See, Barr thinks the United States should send the military or CIA operatives to capture and kill Mexican citizens on Mexican soil while circumventing Mexican authorities. Sure, great plan. What could possibly go wrong? We’re not talking about surgical strikes here. There would be significant collateral damage. What Barr doesn’t know or care to know is that the narco traficantes are integrated into Mexican society. Kill one and very likely innocent Mexican civilians will be killed in the process. If that happens, it’s Katie bar the door.
We could be looking at a repeat of what happened in 1848. That was the last time that the United States, intoxicated by the elixir of manifest destiny, invaded Mexico. U.S. troops marched all the way to Mexico City to persuade the leaders of that country to hand over more than half of its territory, at the end of a rifle. Trust me, that is a humiliation that Mexicans have never forgotten. Imagine the South and the Civil War times 100. I’m not surprised we don’t remember the land grab that created the Southwest. Americans wake up every morning and wipe the slate clean from the day or century before.
No matter how terrible the injustice, we have no trouble sweeping it under the rug. We get over things, we look forward. And with the possible exception of the attack on Pearl Harbor on December 7, 1941 and the toppling of the World Trade Center towers on September 11, 2001, we rarely look back. Think about all the tragic events we don’t like to think about, because in those cases, America was the bad guy.
The enslavement of black Americans, beginning in 1619. The anti-Chinese leagues that popped up in western towns in Arizona and California throughout the 1800s; the massacre of Native American men, women and children at Wounded Knee, South Dakota in 1890; the mistreatment of Irish and German and Italian immigrants in the 18th, 19th, and 20th centuries; the forced relocation and internment of Japanese-Americans during World War II. And now here we are, we’re picking at this old wound and the relationship between Mexico and the United States at a time when the two countries need each other more than ever as friends, allies, trading partners and good neighbors.

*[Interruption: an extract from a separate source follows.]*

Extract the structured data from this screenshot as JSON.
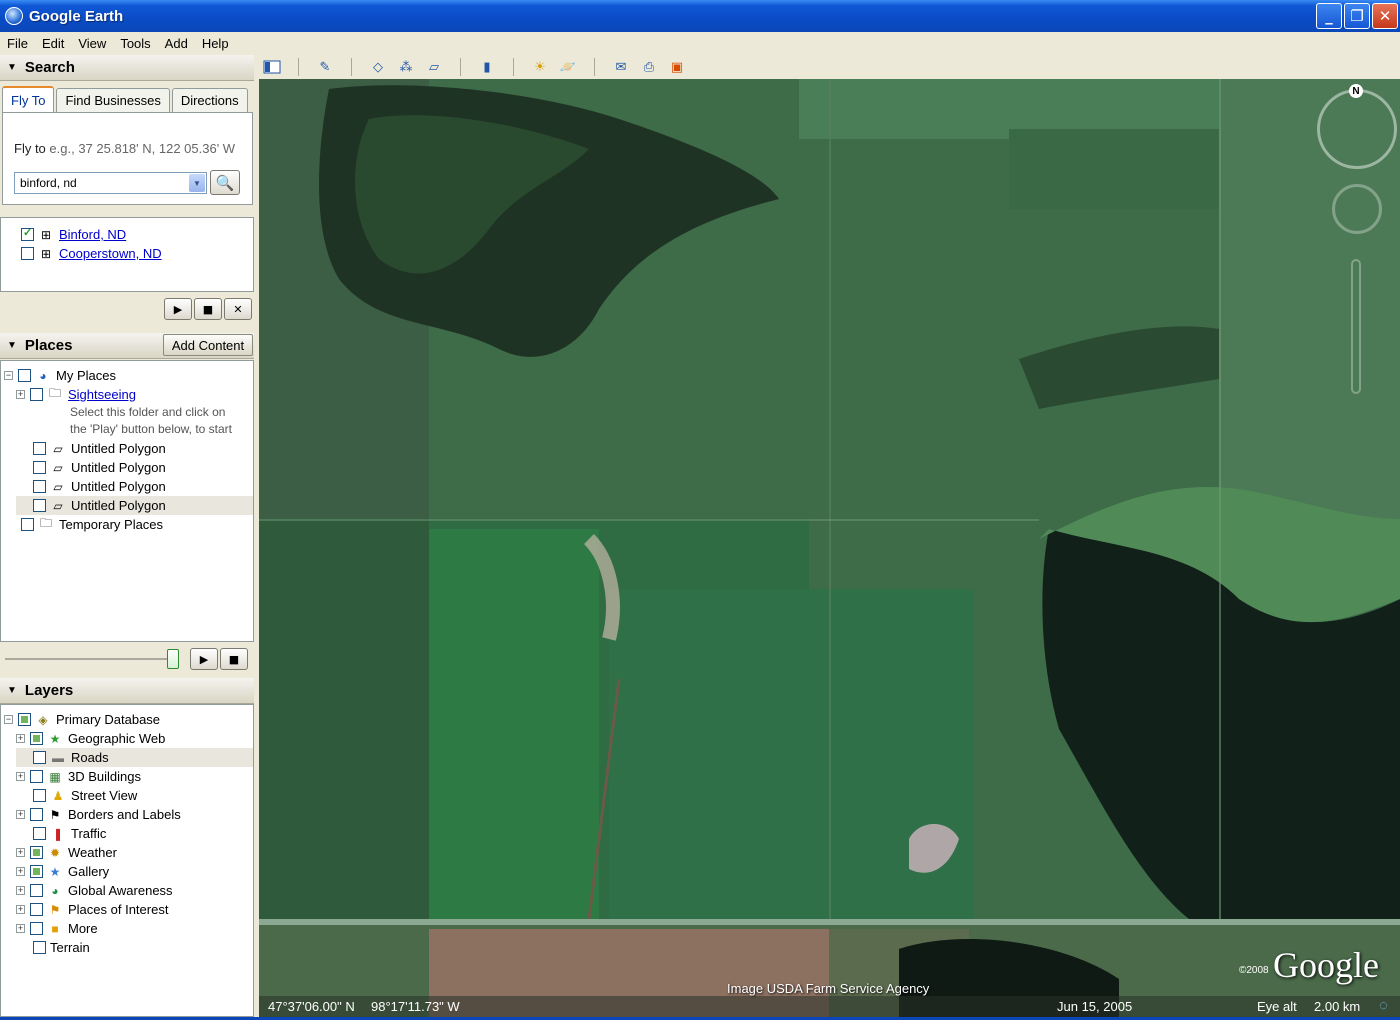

It’s as if conservatives like William Barr skipped all those courses in U.S. history that spelled out the complicated relationship between Mexico and the United States because they ditched school that day to attend a John Wayne Film Festival. Mexican president Andres Manuel Lopez Obrador is pushing back against the Cowboys reminding everyone recently that Mexico is not, quote “a colony of the United States,” and insisting that he will not permit any foreign army to attack the sovereignty of his country. See, just because Americans never remember, does not mean that Mexicans ever forget.